Union leaders and some cultural commentators have criticized that approach as shifting the burden of modernization onto foreign tourists, while leaving unresolved questions about staffing and day-to-day upkeep. Others warn that extensive construction could add risk in a complex already facing leaks and structural scares.
A new director, and an overhaul of governance
With des Cars gone, Christophe Leribault will now be responsible for navigating those pressures.
Born in 1963, Leribault is a specialist in 18th-century painting who has spent his career in French museums, from the Musée Carnavalet to the Delacroix museum and the Petit Palais. He led the Musée d’Orsay and the Musée de l’Orangerie from 2021 to 2024 before taking over the public establishment that runs the Palace of Versailles. He was elected to the Académie des Beaux-Arts in 2023.

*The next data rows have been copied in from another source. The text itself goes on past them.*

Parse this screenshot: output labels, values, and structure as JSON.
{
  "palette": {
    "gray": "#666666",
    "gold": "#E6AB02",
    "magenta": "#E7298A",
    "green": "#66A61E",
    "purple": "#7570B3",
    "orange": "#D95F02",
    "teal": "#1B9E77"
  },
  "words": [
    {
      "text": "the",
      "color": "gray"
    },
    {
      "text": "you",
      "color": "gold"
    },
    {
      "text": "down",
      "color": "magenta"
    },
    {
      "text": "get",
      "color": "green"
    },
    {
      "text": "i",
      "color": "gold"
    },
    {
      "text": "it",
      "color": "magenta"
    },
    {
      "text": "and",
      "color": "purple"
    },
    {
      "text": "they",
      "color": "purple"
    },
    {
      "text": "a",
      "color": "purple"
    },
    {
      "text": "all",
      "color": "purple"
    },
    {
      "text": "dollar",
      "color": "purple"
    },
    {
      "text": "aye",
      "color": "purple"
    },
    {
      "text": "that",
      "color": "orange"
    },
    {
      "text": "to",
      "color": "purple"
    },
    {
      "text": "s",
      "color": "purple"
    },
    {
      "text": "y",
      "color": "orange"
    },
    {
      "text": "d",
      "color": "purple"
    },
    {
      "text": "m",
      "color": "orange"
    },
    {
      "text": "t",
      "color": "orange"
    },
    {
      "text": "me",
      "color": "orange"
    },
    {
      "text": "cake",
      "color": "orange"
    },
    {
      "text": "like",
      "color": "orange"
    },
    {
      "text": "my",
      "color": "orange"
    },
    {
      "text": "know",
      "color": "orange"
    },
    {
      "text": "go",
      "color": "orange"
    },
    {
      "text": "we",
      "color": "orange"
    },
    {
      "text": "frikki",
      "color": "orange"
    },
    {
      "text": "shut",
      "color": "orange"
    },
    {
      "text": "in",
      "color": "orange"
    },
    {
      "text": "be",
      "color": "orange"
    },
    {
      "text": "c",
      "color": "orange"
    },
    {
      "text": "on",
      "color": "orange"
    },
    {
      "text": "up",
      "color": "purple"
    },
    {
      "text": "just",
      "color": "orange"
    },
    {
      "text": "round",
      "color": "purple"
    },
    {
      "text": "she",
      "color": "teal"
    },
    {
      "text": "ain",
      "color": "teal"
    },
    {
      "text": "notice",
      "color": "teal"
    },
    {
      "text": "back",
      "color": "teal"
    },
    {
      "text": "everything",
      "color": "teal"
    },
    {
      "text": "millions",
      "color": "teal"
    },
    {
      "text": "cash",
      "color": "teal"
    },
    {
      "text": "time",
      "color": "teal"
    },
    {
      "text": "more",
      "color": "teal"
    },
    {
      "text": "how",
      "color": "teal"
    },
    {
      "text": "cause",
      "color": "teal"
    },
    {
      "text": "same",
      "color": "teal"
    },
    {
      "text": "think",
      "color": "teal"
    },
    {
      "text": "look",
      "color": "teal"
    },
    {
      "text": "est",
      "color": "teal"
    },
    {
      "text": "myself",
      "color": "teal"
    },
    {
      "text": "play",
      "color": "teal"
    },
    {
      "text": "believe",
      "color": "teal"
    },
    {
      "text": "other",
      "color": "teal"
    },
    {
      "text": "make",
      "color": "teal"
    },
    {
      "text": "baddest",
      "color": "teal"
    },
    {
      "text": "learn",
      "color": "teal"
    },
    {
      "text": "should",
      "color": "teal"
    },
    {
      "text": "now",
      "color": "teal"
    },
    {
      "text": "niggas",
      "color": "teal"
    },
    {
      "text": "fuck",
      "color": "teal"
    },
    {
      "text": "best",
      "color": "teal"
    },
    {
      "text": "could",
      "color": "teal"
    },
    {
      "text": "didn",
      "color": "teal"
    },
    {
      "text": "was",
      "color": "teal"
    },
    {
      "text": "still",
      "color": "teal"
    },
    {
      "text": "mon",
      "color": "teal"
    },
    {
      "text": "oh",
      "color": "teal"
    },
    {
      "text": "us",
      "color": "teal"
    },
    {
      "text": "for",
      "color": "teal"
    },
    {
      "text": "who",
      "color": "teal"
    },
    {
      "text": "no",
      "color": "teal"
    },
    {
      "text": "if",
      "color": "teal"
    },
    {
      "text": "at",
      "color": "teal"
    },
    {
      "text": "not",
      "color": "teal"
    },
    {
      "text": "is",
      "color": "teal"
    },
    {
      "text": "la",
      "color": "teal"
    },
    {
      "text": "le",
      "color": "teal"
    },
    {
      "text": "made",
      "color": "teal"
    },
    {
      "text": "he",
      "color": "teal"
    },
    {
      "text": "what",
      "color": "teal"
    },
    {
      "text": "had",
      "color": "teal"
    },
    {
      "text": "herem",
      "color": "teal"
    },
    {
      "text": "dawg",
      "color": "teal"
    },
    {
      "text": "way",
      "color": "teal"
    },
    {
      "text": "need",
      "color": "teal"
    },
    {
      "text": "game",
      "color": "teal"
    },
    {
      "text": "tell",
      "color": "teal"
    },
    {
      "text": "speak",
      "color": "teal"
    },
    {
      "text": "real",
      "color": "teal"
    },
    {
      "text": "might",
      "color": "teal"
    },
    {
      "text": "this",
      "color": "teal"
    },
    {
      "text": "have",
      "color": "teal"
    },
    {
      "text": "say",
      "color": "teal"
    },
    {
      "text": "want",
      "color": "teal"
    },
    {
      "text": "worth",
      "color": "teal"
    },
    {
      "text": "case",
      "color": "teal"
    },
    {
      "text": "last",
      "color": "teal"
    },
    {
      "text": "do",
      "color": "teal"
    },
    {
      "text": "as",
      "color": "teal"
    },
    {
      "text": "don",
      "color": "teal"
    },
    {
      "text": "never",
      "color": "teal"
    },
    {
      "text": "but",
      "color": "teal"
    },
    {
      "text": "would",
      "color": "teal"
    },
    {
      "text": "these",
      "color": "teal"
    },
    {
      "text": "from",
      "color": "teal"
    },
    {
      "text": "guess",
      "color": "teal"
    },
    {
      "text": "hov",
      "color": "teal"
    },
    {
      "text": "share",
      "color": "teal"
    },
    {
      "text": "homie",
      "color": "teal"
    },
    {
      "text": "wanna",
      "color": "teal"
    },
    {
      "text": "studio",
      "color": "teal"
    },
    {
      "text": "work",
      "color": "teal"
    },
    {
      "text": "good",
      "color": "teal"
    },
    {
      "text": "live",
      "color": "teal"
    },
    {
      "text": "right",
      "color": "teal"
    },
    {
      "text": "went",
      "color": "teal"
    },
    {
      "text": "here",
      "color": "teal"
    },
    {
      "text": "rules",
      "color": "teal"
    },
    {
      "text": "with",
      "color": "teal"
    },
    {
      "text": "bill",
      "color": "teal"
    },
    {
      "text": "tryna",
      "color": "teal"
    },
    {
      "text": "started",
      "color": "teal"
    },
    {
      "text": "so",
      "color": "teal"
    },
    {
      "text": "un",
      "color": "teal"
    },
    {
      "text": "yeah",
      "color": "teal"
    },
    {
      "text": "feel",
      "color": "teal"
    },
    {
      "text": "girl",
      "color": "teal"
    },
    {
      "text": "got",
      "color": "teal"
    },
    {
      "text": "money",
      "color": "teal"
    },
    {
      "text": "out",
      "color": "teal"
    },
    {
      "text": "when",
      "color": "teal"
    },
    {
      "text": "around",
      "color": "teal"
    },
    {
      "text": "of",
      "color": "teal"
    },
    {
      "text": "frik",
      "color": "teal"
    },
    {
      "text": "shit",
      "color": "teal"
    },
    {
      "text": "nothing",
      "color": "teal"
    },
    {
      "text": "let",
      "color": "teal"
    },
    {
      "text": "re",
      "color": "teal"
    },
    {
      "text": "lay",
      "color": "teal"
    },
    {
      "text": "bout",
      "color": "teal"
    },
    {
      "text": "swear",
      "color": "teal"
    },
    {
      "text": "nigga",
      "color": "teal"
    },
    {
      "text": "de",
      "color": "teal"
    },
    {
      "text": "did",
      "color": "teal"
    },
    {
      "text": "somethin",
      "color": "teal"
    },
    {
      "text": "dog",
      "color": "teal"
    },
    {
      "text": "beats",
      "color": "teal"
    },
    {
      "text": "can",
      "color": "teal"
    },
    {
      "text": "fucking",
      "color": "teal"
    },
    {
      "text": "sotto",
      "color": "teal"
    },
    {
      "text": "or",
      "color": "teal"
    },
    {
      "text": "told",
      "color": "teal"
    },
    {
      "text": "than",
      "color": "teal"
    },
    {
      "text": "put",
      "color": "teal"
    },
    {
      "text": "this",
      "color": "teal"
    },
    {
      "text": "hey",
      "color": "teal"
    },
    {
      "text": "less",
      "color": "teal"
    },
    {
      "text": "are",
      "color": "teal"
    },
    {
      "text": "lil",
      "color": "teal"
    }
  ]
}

At Versailles, Leribault oversaw a site that—like the Louvre—must reconcile mass tourism with the conservation of a fragile historic monument. Supporters say that experience will be crucial as he tries to rebuild staff morale, restore public confidence in security and carry out or reshape the New Renaissance program.
The Ministry of Culture has also appointed Philippe Jost, who directed the reconstruction of Notre-Dame Cathedral after the 2019 fire, to study a “deep reorganization” of the Louvre’s structure and operations.
What comes next for France’s flagship museum
For now, visitors continue to file past the Venus de Milo, the Winged Victory of Samothrace and the Mona Lisa, often unaware of the legal cases and institutional debates swirling around them. Conservators are working to repair a damaged crown, engineers are inspecting ceilings and pipes, and technicians are installing more cameras.
How the Louvre emerges from this period—more secure and better funded, or more commercialized and constrained—will shape not only its own future but also wider debates over how far governments can rely on tourism and private money to sustain public culture. In the palace on the Right Bank, the country’s past is on display, but so are the choices it faces about what kind of museum it wants to be.